CLA is a type of polyunsaturated fat, specifically an omega-6 fatty acid.
It is believed that certain microbes that live in the GI tract of ruminant animals convert linoieic acid info different forms of CLA through a biohydrogenation process. This process changes the position and configuration of the fat’s double bonds, resulting in a single bond between one or both of the two double bonds.

Conjugated linoleic acid is one type of omega-6 fat we can afford to eat more of because it tends to act like an omgea-3 in the body, helping lower inflammation and promote other aspects of health. It also helps turn off hunter and can improve your ability to absorb nutrients. There are actually 28 different forms of CLA, but two seem to be the most important: “c9, t11″ and “t10, c12″.
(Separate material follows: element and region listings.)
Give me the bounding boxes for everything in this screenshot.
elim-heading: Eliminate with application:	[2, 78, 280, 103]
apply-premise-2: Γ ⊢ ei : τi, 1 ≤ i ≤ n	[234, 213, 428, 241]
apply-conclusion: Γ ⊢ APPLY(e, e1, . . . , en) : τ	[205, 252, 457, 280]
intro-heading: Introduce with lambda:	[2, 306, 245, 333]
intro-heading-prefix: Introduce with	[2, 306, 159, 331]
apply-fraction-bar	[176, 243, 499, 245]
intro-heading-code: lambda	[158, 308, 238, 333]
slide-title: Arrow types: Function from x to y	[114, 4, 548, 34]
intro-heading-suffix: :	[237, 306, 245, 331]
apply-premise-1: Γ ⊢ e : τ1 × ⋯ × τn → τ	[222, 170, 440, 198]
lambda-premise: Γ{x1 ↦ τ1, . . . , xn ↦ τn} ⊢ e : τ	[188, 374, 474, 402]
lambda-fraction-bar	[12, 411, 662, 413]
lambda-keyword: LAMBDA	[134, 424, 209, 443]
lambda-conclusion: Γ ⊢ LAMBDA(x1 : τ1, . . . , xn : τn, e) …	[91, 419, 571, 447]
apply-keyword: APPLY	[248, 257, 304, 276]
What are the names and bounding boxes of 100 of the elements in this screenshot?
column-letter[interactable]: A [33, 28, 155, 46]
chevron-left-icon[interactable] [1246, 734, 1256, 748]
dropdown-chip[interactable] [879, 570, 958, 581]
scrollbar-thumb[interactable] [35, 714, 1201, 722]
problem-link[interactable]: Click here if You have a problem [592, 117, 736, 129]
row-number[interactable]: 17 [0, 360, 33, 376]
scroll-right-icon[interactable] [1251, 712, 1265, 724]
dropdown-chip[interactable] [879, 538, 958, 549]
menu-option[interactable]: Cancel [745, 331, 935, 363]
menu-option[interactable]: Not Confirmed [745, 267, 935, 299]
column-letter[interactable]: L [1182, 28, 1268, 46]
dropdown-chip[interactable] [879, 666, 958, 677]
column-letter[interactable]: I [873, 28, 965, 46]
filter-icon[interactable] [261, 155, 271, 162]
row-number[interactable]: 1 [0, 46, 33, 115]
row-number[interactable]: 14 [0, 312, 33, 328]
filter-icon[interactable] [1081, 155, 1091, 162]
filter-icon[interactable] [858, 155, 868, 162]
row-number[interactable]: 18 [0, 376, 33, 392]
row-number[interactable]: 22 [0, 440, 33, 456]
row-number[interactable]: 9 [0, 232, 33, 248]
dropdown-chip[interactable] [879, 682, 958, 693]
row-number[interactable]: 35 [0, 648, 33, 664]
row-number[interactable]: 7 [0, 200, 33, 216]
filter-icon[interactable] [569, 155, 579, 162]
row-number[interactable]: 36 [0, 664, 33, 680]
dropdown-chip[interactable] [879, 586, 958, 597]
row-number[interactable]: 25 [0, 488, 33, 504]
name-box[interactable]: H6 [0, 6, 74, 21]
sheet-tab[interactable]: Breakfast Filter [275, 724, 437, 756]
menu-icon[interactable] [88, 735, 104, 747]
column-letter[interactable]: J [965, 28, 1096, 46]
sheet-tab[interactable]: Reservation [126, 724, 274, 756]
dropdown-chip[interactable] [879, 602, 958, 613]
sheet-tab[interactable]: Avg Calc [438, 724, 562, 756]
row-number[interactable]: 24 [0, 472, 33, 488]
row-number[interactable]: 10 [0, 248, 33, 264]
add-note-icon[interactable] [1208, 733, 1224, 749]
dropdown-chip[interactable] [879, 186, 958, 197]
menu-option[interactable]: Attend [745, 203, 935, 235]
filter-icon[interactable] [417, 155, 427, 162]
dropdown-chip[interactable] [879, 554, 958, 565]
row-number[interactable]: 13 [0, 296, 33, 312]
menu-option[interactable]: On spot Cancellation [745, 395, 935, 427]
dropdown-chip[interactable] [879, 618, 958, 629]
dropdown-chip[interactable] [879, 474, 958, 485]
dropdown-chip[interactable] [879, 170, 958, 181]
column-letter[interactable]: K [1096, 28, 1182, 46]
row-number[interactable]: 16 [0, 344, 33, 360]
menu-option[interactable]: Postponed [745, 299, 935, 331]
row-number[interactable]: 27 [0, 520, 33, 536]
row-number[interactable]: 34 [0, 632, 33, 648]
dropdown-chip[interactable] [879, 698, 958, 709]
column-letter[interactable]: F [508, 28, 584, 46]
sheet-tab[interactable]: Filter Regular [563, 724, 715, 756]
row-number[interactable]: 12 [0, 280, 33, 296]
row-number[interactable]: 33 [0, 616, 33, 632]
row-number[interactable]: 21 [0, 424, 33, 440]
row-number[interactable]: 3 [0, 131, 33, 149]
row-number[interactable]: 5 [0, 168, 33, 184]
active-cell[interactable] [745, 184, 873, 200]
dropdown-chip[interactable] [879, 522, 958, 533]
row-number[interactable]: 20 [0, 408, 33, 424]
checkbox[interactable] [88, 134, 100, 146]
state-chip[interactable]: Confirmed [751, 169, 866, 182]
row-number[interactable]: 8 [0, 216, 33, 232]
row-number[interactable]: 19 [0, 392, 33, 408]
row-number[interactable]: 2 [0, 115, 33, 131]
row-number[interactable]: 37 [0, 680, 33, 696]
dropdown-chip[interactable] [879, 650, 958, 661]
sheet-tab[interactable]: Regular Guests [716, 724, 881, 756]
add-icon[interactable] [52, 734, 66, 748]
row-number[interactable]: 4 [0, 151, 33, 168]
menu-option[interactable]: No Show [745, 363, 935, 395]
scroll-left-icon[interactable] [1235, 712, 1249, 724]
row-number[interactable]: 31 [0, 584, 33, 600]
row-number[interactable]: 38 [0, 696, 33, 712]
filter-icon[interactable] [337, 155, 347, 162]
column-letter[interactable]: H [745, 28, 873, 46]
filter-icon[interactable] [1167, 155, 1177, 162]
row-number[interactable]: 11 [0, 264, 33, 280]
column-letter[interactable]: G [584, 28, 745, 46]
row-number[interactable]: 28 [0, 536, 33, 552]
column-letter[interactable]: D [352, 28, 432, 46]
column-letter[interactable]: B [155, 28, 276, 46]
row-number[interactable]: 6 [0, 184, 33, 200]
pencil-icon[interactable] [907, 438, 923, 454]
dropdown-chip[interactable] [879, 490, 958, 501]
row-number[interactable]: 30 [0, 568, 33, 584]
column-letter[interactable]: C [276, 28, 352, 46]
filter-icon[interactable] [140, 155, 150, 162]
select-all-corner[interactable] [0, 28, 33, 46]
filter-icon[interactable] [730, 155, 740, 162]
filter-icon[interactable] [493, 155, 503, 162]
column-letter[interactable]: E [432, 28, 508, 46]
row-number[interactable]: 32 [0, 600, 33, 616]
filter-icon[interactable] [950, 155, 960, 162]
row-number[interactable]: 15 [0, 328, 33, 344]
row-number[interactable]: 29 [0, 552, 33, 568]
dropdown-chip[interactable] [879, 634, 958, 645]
A study was conducted by the University of Nevada to seek information on how to produce healthier beef. Of Wagyu fed a high concentrate diet: the “Wagyu group had over 4 times the omega-3 fatty acid content of another cohort grain fed group (1.60% vs. 0.36%). The omega-6 fatty acids were the highest (4.27%) for the high concentrate Wagyu group which computed to a favorable omega 6:3 ratio of 2.61. The high concentrate Wagyu group had the highest amount of polyunsaturated fatty acids (5.9%) and therefore lowest (48.6%) saturated fatty acids.